Shot on location in Nepal, Khyentse Norbu’s Looking for a Lady with Fangs and a Moustache resembles an extended confession at a Buddhist temple. If you happen to be in the mindset for a long, leisurely, spiritual cinematic rumination about the fragility of life, the futility of our professional pursuits, the power of femininity, and the sheer bliss of living in the moment, then delve right in. The writer and director’s aim is not to shock or devastate, nor elicit any strong reaction, but to make one ponder the Meaning of It All.
The ponytail-sporting Tenzin (Tsering Tashi Gyalthang) has dreams of opening the coolest coffee shop in all of Nepal. He even finds a half-demolished building he wants to renovate, despite claims that it’s the ruins of a monastery. Tenzin and his friend Jachung (Tulku Kungzang) talk to a psychic monk (Ngawang Tenzin), who sports sunglasses and red headphones, and tells them to locate the elusive titular lady, or Tenzin will die in a week. While Jachung believes in the prediction wholeheartedly, Tenzin is skeptical but understandably troubled.
Eventually, Tenzin gets swept up in it all, finding it difficult to tell fantasy and reality apart, searching for the fanged lady, while getting spiritual advice delivered to him via extended sermons. He is told that he has “lost his Iha,” which means he can “no longer recognize the difference between bad and good,” and he attracts misfortune. Whether he eventually locates the lady or dies, or if that’s even the point, I’ll let you discover.
“…a psychhic monk…tells them to locate the elusive titular lady or die in a week.”
Norbu favors long, static shot compositions, relishing the silence inbetween words (of which, mind you, there are many). There are numerous, lengthy sequences of characters strumming the Dramyin, delivering sermons, and wandering around in deep contemplation.
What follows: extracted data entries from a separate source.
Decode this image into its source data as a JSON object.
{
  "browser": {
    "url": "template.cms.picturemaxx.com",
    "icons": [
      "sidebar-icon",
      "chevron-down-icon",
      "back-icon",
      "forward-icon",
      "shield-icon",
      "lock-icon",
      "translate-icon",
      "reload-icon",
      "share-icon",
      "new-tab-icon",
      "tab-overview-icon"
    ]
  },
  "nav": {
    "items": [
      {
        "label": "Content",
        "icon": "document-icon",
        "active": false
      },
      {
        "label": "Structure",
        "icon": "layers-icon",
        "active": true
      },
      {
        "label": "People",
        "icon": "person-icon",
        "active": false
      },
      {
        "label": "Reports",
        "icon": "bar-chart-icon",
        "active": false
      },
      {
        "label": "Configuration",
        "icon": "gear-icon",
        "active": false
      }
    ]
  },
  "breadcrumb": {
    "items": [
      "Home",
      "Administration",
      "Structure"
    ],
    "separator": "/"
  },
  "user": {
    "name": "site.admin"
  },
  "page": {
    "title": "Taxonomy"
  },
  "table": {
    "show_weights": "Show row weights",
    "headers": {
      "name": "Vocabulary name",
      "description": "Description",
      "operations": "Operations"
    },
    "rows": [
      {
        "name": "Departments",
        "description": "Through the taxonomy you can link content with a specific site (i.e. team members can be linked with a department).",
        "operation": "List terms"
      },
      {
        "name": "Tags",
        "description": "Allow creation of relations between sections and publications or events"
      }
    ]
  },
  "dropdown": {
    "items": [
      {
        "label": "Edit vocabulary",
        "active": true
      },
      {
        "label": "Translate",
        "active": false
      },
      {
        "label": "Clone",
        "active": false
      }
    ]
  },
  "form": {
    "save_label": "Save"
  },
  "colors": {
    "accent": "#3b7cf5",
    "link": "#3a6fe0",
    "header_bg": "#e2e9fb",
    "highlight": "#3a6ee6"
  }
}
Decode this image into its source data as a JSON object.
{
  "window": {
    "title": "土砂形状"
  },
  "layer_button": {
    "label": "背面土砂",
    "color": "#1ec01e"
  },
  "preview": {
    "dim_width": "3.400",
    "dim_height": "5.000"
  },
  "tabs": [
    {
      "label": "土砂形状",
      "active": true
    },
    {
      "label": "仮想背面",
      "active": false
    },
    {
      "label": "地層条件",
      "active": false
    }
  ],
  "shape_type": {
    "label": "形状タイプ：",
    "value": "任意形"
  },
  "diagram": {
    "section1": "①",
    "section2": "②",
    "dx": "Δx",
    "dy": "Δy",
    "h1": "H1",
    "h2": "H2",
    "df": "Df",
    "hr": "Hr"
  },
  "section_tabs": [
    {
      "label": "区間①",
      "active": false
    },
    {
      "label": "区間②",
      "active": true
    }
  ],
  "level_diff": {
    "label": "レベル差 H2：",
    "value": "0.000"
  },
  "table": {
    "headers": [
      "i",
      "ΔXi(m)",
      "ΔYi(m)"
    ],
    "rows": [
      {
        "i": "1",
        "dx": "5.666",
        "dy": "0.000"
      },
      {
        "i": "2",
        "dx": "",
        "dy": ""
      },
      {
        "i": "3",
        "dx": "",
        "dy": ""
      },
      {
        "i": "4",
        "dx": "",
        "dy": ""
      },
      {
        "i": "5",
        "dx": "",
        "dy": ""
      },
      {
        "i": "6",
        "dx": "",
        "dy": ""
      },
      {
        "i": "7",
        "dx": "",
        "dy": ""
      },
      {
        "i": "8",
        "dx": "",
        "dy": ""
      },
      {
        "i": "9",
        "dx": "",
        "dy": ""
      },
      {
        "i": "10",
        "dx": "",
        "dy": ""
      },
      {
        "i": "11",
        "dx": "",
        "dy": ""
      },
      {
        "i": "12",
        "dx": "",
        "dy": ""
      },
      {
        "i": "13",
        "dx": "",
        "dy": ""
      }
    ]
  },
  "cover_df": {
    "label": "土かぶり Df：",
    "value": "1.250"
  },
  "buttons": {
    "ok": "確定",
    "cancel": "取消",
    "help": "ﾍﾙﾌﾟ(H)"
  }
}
Its feminist motifs are lukewarm at best, overshadowed by the male protagonist’s journey of self-discovery (arguably spurred by the need for self-preservation and accumulation of wealth).
The filmmaker does find truth in details, such as Tenzin’s small living quarters, the way flower petals fall outside his window, the foggy majesty of the surrounding mountains, the endless Nepalese rooftops. Cinematographer Ping Bin Lee captures the otherworldly beauty of Nepal in all of its colorful splendor.
Looking for a Lady with Fangs and a Moustache is not without moments of humor, especially when it comes to the monk’s nonchalant approach. “You’ll be dead next Saturday,” he informs Tenzin dryly. “Try to die on Sunday instead.” He also refers to the “Omniscient Google” for answers and promises to give up his beloved headphones to Tanzin, if… well, I don’t want to spoil anything in a film that has next-to-no surprises.
You’d think a feature titled Looking for a Lady with Fangs and a Moustache and boasting the poster art that it does would be reminiscent of Alejandro Jodorowsky’s psychedelic craziness, but there’s nary a hallucinogenic mushroom to be found. Take that warning to heart (I didn’t and was consequently somewhat misled by the synopsis/artwork/title combo), and make sure to drink a lot of coffee before embarking on this search.
"…captures the otherworldly beauty of Nepal in all of its colorful splendor."